The need of the hour is to create open, mindful practices to empower and enable women tech entrepreneurs to succeed.
Although the number of women-founded startups is on the rise since 2010, investors are still skeptical about investing in women tech entrepreneurs. Recent studies show that women leaders eager to run startups are still struggling with challenges unique to their gender.
Highlighting some of the major barriers and disparities that need immediate attention, a recent report by MAKERS’ titled, ‘State of Women in Tech Entrepreneurship in India’, suggests that of the 2,460 investors who participated in total startup funding activity in India in the period from January 2018 to June 2020, only 22% or 540 investors, invested in startups led by at least one woman founder.
We have identified four key takeaways from the report.
Investment Diversity Gap in Indian startups
Women-founded and co-founded startups account for less than 6% of total investments infused into the Indian startup ecosystem, reveals the report. The funding raised by Indian startups with at least one woman founder accounted for just 5.77% or $1.69 billion (across 378 deals) of the total startup investments in India between January 2018 and June 2020.
One of the biggest reasons, suggests the report, is the skepticism about women entrepreneurs in the tech ecosystem. Of the 2,460 investors who participated in startup funding during the Jan 2018-June 2020 period, only 22% (540) invested in startups led by at least one woman founder.
While women entrepreneurs in tech receive support and visibility at an early stage, support for growth and scaling is dependent on market sentiment and volatility. The numbers speak for themselves: In H1 2020, the early-stage funding deals for startups led by at least one woman founder increased by 8.16%, while growth-stage deals reduced by 54%.
Impact of Covid-19 pandemic
In times of the Covid-19 pandemic, several women-led startups scaled down their operations to stay afloat. Several women also turned to home chefs and started a business, while some in the apparel industry adapted to the situation, and instead began to manufacture protective face masks and PPE kits.
Despite the effort, in the first half of 2020, funding for women-founded and co-founded startups fell by 24% to $280 million, compared to $369 million in the first half of 2019. –In fact, the funding has declined across all three stages – early, growth, and late — in H1 2020, compared to H1 2019. Notably, edtech segment received the highest quantum of funding at $94.3 million over eight deals, followed by fintech at $42.9 million in eight deals.
Rise in the number of women-led startups
There are approximately 297 women tech entrepreneurs running 285 tech startups in India now – a major rise from just 26 startups in 2010. Yet, women-only-founded startups account for just 22.5% of the total 285 startups that have at least one woman founder.
In a sector-wise analysis, women tech entrepreneurs were found to have the highest presence in the fintech and financial services sector, with at least 26% of women-led startups in this space. Next comes e-commerce, which has found favor among women tech founders with 20%, followed by edtech at 18%, and health tech at 16%.
Investors skeptical about investing in women tech entrepreneurs
Of the 2,460 investors who participated in the startup funding activity in India from January 2018 to June 2020, only 22% (or 540 investors) invested in startups led by at least one woman founder. When it comes to the total number of disclosed funding deals in women-founded startups, Omidyar Network is the leader with at least 15 deals in women-founded or co-founded startups, followed by Sequoia Capital with at least 12, and SAIF Partners with at least nine, between January 2018 and June 2020.
Ways to boost women tech entrepreneurs
While we are aware that there’s nothing inherently masculine about technologies such as cloud computing, data analytics or artificial intelligence (AI) and computers are also androgynous by nature, the tech sector remains heavily dominated by men. Perhaps that explains why 30.8% of women entrepreneurs believe that the main reason for not being able to raise funding or scale up is the inherent mindset that reflects a patriarchal society, which does not take women seriously in leadership positions.

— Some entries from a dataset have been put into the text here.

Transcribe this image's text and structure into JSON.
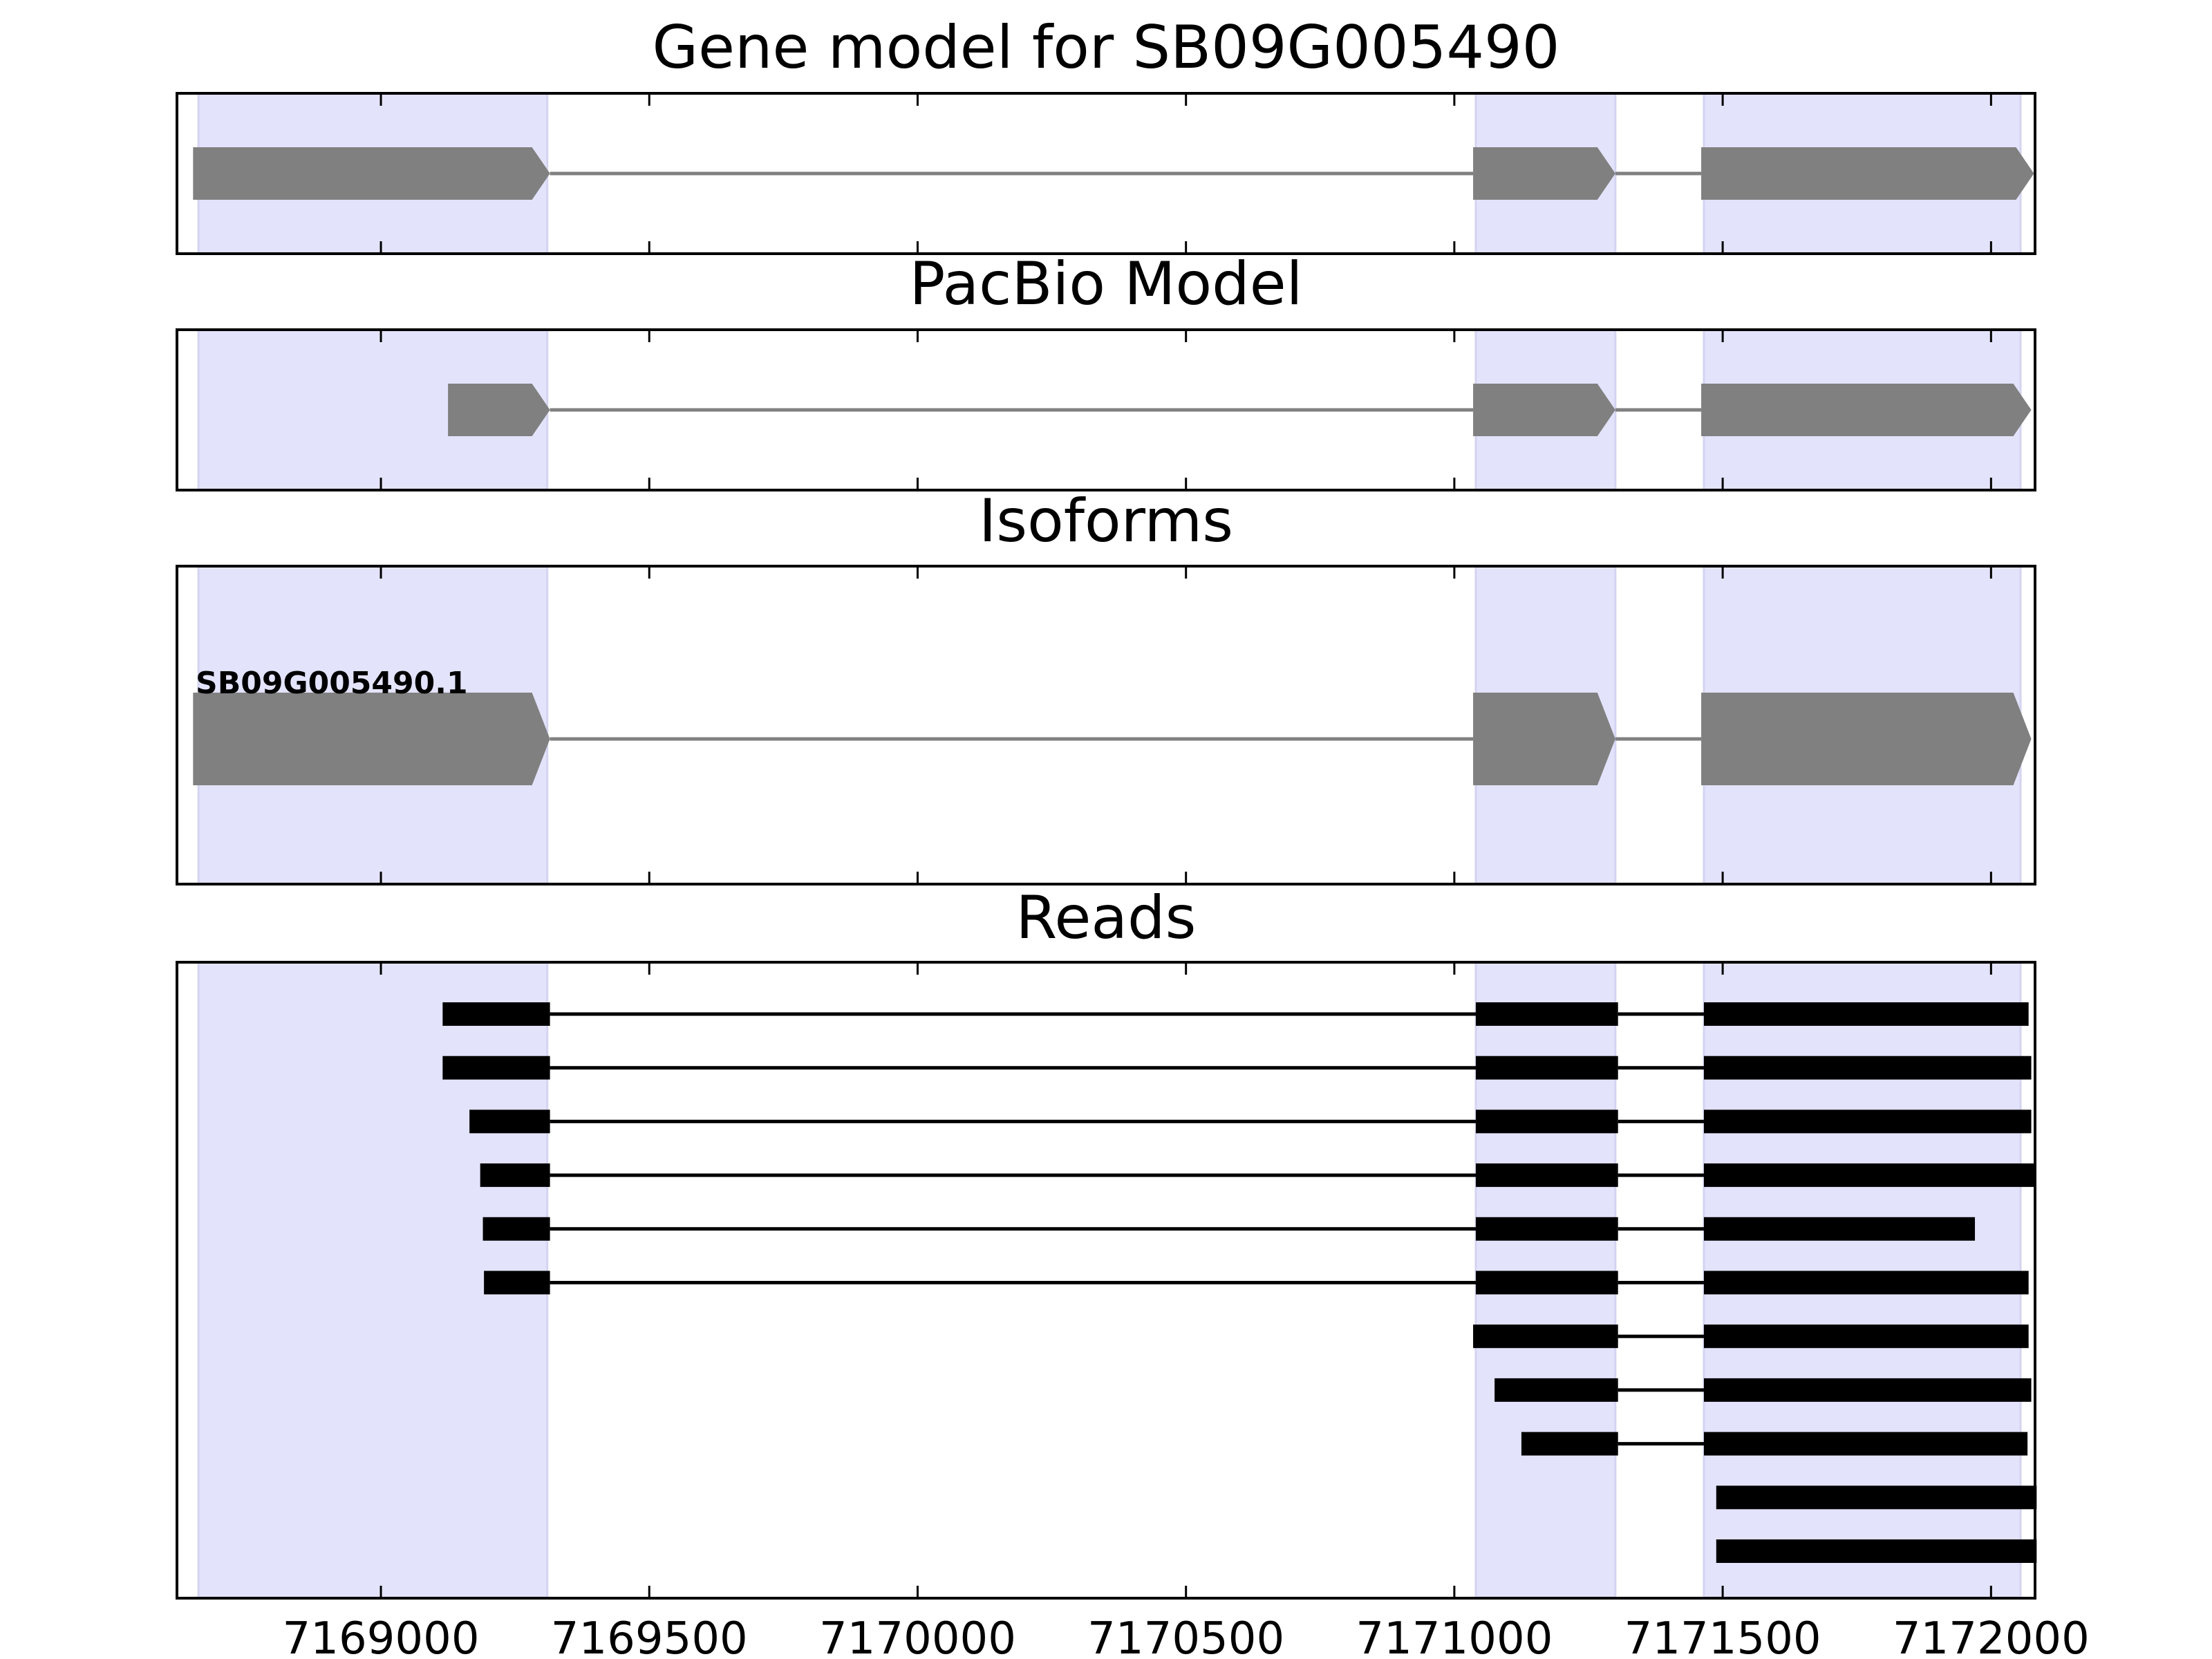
{
  "chart_data": {
    "type": "gene-structure",
    "xlim": [
      7168620,
      7172082
    ],
    "xticks": [
      7169000,
      7169500,
      7170000,
      7170500,
      7171000,
      7171500,
      7172000
    ],
    "tick_labels": [
      "7169000",
      "7169500",
      "7170000",
      "7170500",
      "7171000",
      "7171500",
      "7172000"
    ],
    "highlight_color": "#e3e3fc",
    "feature_color": "#808080",
    "read_color": "#000000",
    "highlight_regions": [
      [
        7168660,
        7169310
      ],
      [
        7171040,
        7171300
      ],
      [
        7171465,
        7172055
      ]
    ],
    "panels": [
      {
        "title": "Gene model for SB09G005490",
        "exons": [
          [
            7168650,
            7169315
          ],
          [
            7171035,
            7171300
          ],
          [
            7171460,
            7172080
          ]
        ]
      },
      {
        "title": "PacBio Model",
        "exons": [
          [
            7169125,
            7169315
          ],
          [
            7171035,
            7171300
          ],
          [
            7171460,
            7172075
          ]
        ]
      },
      {
        "title": "Isoforms",
        "isoforms": [
          {
            "label": "SB09G005490.1",
            "exons": [
              [
                7168650,
                7169315
              ],
              [
                7171035,
                7171300
              ],
              [
                7171460,
                7172075
              ]
            ]
          }
        ]
      },
      {
        "title": "Reads",
        "reads": [
          [
            [
              7169115,
              7169315
            ],
            [
              7171040,
              7171305
            ],
            [
              7171465,
              7172070
            ]
          ],
          [
            [
              7169115,
              7169315
            ],
            [
              7171040,
              7171305
            ],
            [
              7171465,
              7172075
            ]
          ],
          [
            [
              7169165,
              7169315
            ],
            [
              7171040,
              7171305
            ],
            [
              7171465,
              7172075
            ]
          ],
          [
            [
              7169185,
              7169315
            ],
            [
              7171040,
              7171305
            ],
            [
              7171465,
              7172082
            ]
          ],
          [
            [
              7169190,
              7169315
            ],
            [
              7171040,
              7171305
            ],
            [
              7171465,
              7171970
            ]
          ],
          [
            [
              7169192,
              7169315
            ],
            [
              7171040,
              7171305
            ],
            [
              7171465,
              7172070
            ]
          ],
          [
            [
              7171035,
              7171305
            ],
            [
              7171465,
              7172070
            ]
          ],
          [
            [
              7171075,
              7171305
            ],
            [
              7171465,
              7172075
            ]
          ],
          [
            [
              7171125,
              7171305
            ],
            [
              7171465,
              7172068
            ]
          ],
          [
            [
              7171488,
              7172085
            ]
          ],
          [
            [
              7171488,
              7172085
            ]
          ]
        ]
      }
    ]
  }
}
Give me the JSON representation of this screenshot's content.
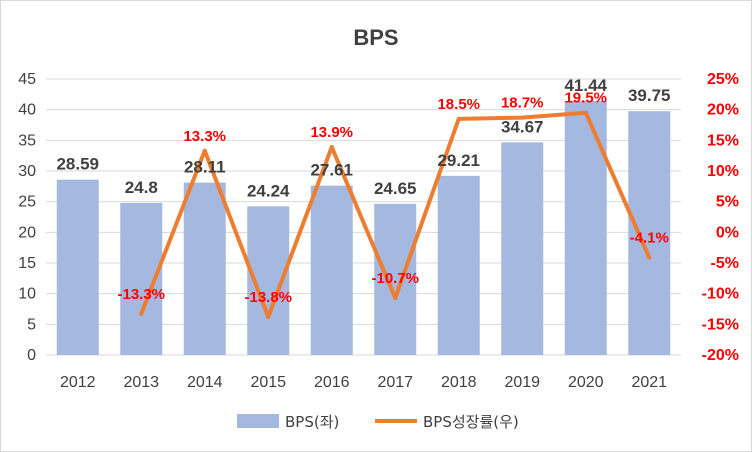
{
  "chart_data": {
    "type": "bar",
    "title": "BPS",
    "categories": [
      "2012",
      "2013",
      "2014",
      "2015",
      "2016",
      "2017",
      "2018",
      "2019",
      "2020",
      "2021"
    ],
    "series": [
      {
        "name": "BPS(좌)",
        "type": "bar",
        "axis": "left",
        "values": [
          28.59,
          24.8,
          28.11,
          24.24,
          27.61,
          24.65,
          29.21,
          34.67,
          41.44,
          39.75
        ],
        "labels": [
          "28.59",
          "24.8",
          "28.11",
          "24.24",
          "27.61",
          "24.65",
          "29.21",
          "34.67",
          "41.44",
          "39.75"
        ],
        "color": "#a5b8e0"
      },
      {
        "name": "BPS성장률(우)",
        "type": "line",
        "axis": "right",
        "values": [
          null,
          -13.3,
          13.3,
          -13.8,
          13.9,
          -10.7,
          18.5,
          18.7,
          19.5,
          -4.1
        ],
        "labels": [
          "",
          "-13.3%",
          "13.3%",
          "-13.8%",
          "13.9%",
          "-10.7%",
          "18.5%",
          "18.7%",
          "19.5%",
          "-4.1%"
        ],
        "color": "#ed7d31"
      }
    ],
    "y_left": {
      "min": 0,
      "max": 45,
      "step": 5,
      "ticks": [
        "0",
        "5",
        "10",
        "15",
        "20",
        "25",
        "30",
        "35",
        "40",
        "45"
      ]
    },
    "y_right": {
      "min": -20,
      "max": 25,
      "step": 5,
      "ticks": [
        "-20%",
        "-15%",
        "-10%",
        "-5%",
        "0%",
        "5%",
        "10%",
        "15%",
        "20%",
        "25%"
      ],
      "color": "#ff0000"
    },
    "grid": true,
    "legend_position": "bottom"
  }
}
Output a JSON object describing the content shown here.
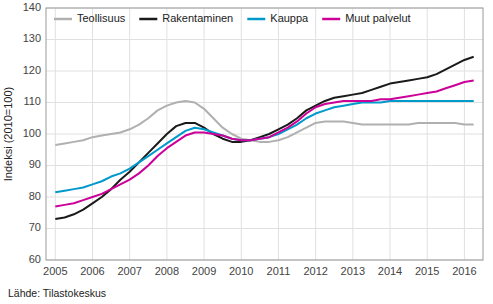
{
  "chart_data": {
    "type": "line",
    "ylabel": "Indeksi (2010=100)",
    "source": "Lähde: Tilastokeskus",
    "x": [
      2005.0,
      2005.25,
      2005.5,
      2005.75,
      2006.0,
      2006.25,
      2006.5,
      2006.75,
      2007.0,
      2007.25,
      2007.5,
      2007.75,
      2008.0,
      2008.25,
      2008.5,
      2008.75,
      2009.0,
      2009.25,
      2009.5,
      2009.75,
      2010.0,
      2010.25,
      2010.5,
      2010.75,
      2011.0,
      2011.25,
      2011.5,
      2011.75,
      2012.0,
      2012.25,
      2012.5,
      2012.75,
      2013.0,
      2013.25,
      2013.5,
      2013.75,
      2014.0,
      2014.25,
      2014.5,
      2014.75,
      2015.0,
      2015.25,
      2015.5,
      2015.75,
      2016.0,
      2016.25
    ],
    "series": [
      {
        "name": "Teollisuus",
        "color": "#b0b0b0",
        "values": [
          96.5,
          97.0,
          97.5,
          98.0,
          99.0,
          99.5,
          100.0,
          100.5,
          101.5,
          103.0,
          105.0,
          107.5,
          109.0,
          110.0,
          110.5,
          110.0,
          108.0,
          105.0,
          102.0,
          100.0,
          98.5,
          98.0,
          97.5,
          97.5,
          98.0,
          99.0,
          100.5,
          102.0,
          103.5,
          104.0,
          104.0,
          104.0,
          103.5,
          103.0,
          103.0,
          103.0,
          103.0,
          103.0,
          103.0,
          103.5,
          103.5,
          103.5,
          103.5,
          103.5,
          103.0,
          103.0
        ]
      },
      {
        "name": "Rakentaminen",
        "color": "#1a1a1a",
        "values": [
          73.0,
          73.5,
          74.5,
          76.0,
          78.0,
          80.0,
          82.5,
          85.5,
          88.0,
          91.0,
          94.0,
          97.0,
          100.0,
          102.5,
          103.5,
          103.5,
          102.0,
          100.0,
          98.5,
          97.5,
          97.5,
          98.0,
          99.0,
          100.0,
          101.5,
          103.0,
          105.0,
          107.5,
          109.0,
          110.5,
          111.5,
          112.0,
          112.5,
          113.0,
          114.0,
          115.0,
          116.0,
          116.5,
          117.0,
          117.5,
          118.0,
          119.0,
          120.5,
          122.0,
          123.5,
          124.5
        ]
      },
      {
        "name": "Kauppa",
        "color": "#0099cc",
        "values": [
          81.5,
          82.0,
          82.5,
          83.0,
          84.0,
          85.0,
          86.5,
          87.5,
          89.0,
          91.0,
          93.0,
          95.0,
          97.0,
          99.0,
          101.0,
          102.0,
          101.5,
          100.5,
          99.5,
          98.5,
          98.0,
          98.0,
          98.5,
          99.0,
          100.0,
          101.5,
          103.0,
          105.0,
          106.5,
          107.5,
          108.5,
          109.0,
          109.5,
          110.0,
          110.0,
          110.0,
          110.5,
          110.5,
          110.5,
          110.5,
          110.5,
          110.5,
          110.5,
          110.5,
          110.5,
          110.5
        ]
      },
      {
        "name": "Muut palvelut",
        "color": "#cc0099",
        "values": [
          77.0,
          77.5,
          78.0,
          79.0,
          80.0,
          81.0,
          82.5,
          84.0,
          85.5,
          87.5,
          90.0,
          93.0,
          95.5,
          97.5,
          99.5,
          100.5,
          100.5,
          100.0,
          99.5,
          98.5,
          98.0,
          98.0,
          98.5,
          99.0,
          100.5,
          102.0,
          104.0,
          106.5,
          108.5,
          109.5,
          110.0,
          110.5,
          110.5,
          110.5,
          110.5,
          111.0,
          111.0,
          111.5,
          112.0,
          112.5,
          113.0,
          113.5,
          114.5,
          115.5,
          116.5,
          117.0
        ]
      }
    ],
    "xlim": [
      2004.75,
      2016.5
    ],
    "xticks": [
      2005,
      2006,
      2007,
      2008,
      2009,
      2010,
      2011,
      2012,
      2013,
      2014,
      2015,
      2016
    ],
    "ylim": [
      60,
      140
    ],
    "yticks": [
      60,
      70,
      80,
      90,
      100,
      110,
      120,
      130,
      140
    ],
    "grid": true,
    "legend": "upper left"
  }
}
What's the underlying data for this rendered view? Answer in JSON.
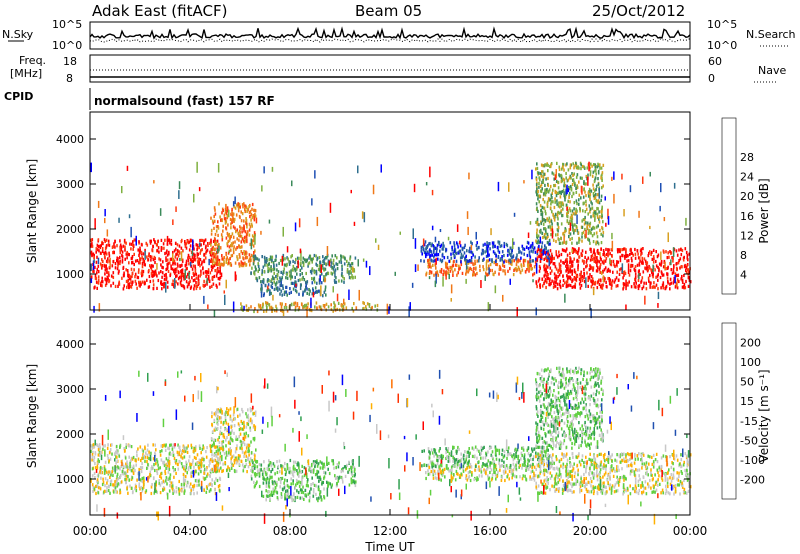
{
  "header": {
    "title": "Adak East (fitACF)",
    "beam": "Beam 05",
    "date": "25/Oct/2012"
  },
  "top_panels": {
    "nsky": {
      "label": "N.Sky",
      "tick_hi": "10^5",
      "tick_lo": "10^0"
    },
    "nsearch": {
      "label": "N.Search",
      "tick_hi": "10^5",
      "tick_lo": "10^0"
    },
    "freq": {
      "label1": "Freq.",
      "label2": "[MHz]",
      "tick_hi": "18",
      "tick_lo": "8"
    },
    "nave": {
      "label": "Nave",
      "tick_hi": "60",
      "tick_lo": "0"
    },
    "cpid": {
      "label": "CPID",
      "text": "normalsound (fast) 157 RF"
    }
  },
  "chart_data": [
    {
      "type": "heatmap",
      "title": "",
      "xlabel": "",
      "ylabel": "Slant Range [km]",
      "x_ticks": [
        "00:00",
        "04:00",
        "08:00",
        "12:00",
        "16:00",
        "20:00",
        "00:00"
      ],
      "x_range_hours": [
        0,
        24
      ],
      "y_ticks": [
        1000,
        2000,
        3000,
        4000
      ],
      "ylim": [
        200,
        4600
      ],
      "colorbar": {
        "label": "Power [dB]",
        "ticks": [
          "4",
          "8",
          "12",
          "16",
          "20",
          "24",
          "28"
        ],
        "colors": [
          "#0000ff",
          "#1e4fb4",
          "#2f6f8f",
          "#3b8a5a",
          "#7fb040",
          "#d8a020",
          "#f07818",
          "#ff3a10",
          "#ff0000"
        ]
      },
      "regions": [
        {
          "t0": 0.0,
          "t1": 5.2,
          "r0": 700,
          "r1": 1800,
          "level": 8
        },
        {
          "t0": 4.8,
          "t1": 6.6,
          "r0": 1200,
          "r1": 2600,
          "level": 6
        },
        {
          "t0": 6.4,
          "t1": 10.6,
          "r0": 850,
          "r1": 1450,
          "level": 3
        },
        {
          "t0": 6.8,
          "t1": 9.4,
          "r0": 550,
          "r1": 850,
          "level": 2
        },
        {
          "t0": 13.4,
          "t1": 17.8,
          "r0": 1000,
          "r1": 1350,
          "level": 6
        },
        {
          "t0": 13.2,
          "t1": 18.4,
          "r0": 1300,
          "r1": 1750,
          "level": 1
        },
        {
          "t0": 17.8,
          "t1": 24.0,
          "r0": 700,
          "r1": 1600,
          "level": 8
        },
        {
          "t0": 17.8,
          "t1": 20.5,
          "r0": 1700,
          "r1": 3500,
          "level": 4
        },
        {
          "t0": 6.0,
          "t1": 11.5,
          "r0": 200,
          "r1": 400,
          "level": 5
        }
      ]
    },
    {
      "type": "heatmap",
      "title": "",
      "xlabel": "Time UT",
      "ylabel": "Slant Range [km]",
      "x_ticks": [
        "00:00",
        "04:00",
        "08:00",
        "12:00",
        "16:00",
        "20:00",
        "00:00"
      ],
      "x_range_hours": [
        0,
        24
      ],
      "y_ticks": [
        1000,
        2000,
        3000,
        4000
      ],
      "ylim": [
        200,
        4600
      ],
      "colorbar": {
        "label": "Velocity [m s⁻¹]",
        "ticks": [
          "200",
          "100",
          "50",
          "15",
          "-15",
          "-50",
          "-100",
          "-200"
        ],
        "colors": [
          "#0000ff",
          "#2050b0",
          "#30a050",
          "#60d040",
          "#c8c8c8",
          "#ffb000",
          "#ff7000",
          "#ff3000",
          "#ff0000"
        ]
      },
      "regions": [
        {
          "t0": 0.0,
          "t1": 5.2,
          "r0": 700,
          "r1": 1800,
          "level": 4
        },
        {
          "t0": 4.8,
          "t1": 6.6,
          "r0": 1200,
          "r1": 2600,
          "level": 4
        },
        {
          "t0": 6.4,
          "t1": 10.6,
          "r0": 850,
          "r1": 1450,
          "level": 3
        },
        {
          "t0": 6.8,
          "t1": 9.4,
          "r0": 550,
          "r1": 850,
          "level": 3
        },
        {
          "t0": 13.4,
          "t1": 17.8,
          "r0": 1000,
          "r1": 1350,
          "level": 4
        },
        {
          "t0": 13.2,
          "t1": 18.4,
          "r0": 1300,
          "r1": 1750,
          "level": 3
        },
        {
          "t0": 17.8,
          "t1": 24.0,
          "r0": 700,
          "r1": 1600,
          "level": 4
        },
        {
          "t0": 17.8,
          "t1": 20.5,
          "r0": 1700,
          "r1": 3500,
          "level": 3
        }
      ]
    }
  ]
}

Besides, there is a lack of networks and forums that can support women entrepreneurs and allow dialogues. The report too suggests that it is important for women to have the right allies that steer their growth as entrepreneurs.
There is also a need for greater access to capital and undeterred confidence in their own abilities to tackle challenges and move ahead in their journeys.
And for that it is important to increase the ratio of women in leadership roles. The more the women leaders in the startup ecosystem, the more it will encourage other women to follow their footsteps.
The report also observed that more experienced women need to start mentoring other women entrepreneurs, especially at the early stage.
There should be more emphasis on open platforms for fundraising that can promote transparency and reduce chances of gender bias in the ecosystem.
Finally, the need of the hour is to create open, mindful practices to empower and enable women tech entrepreneurs to thrive and bring greater value to the table.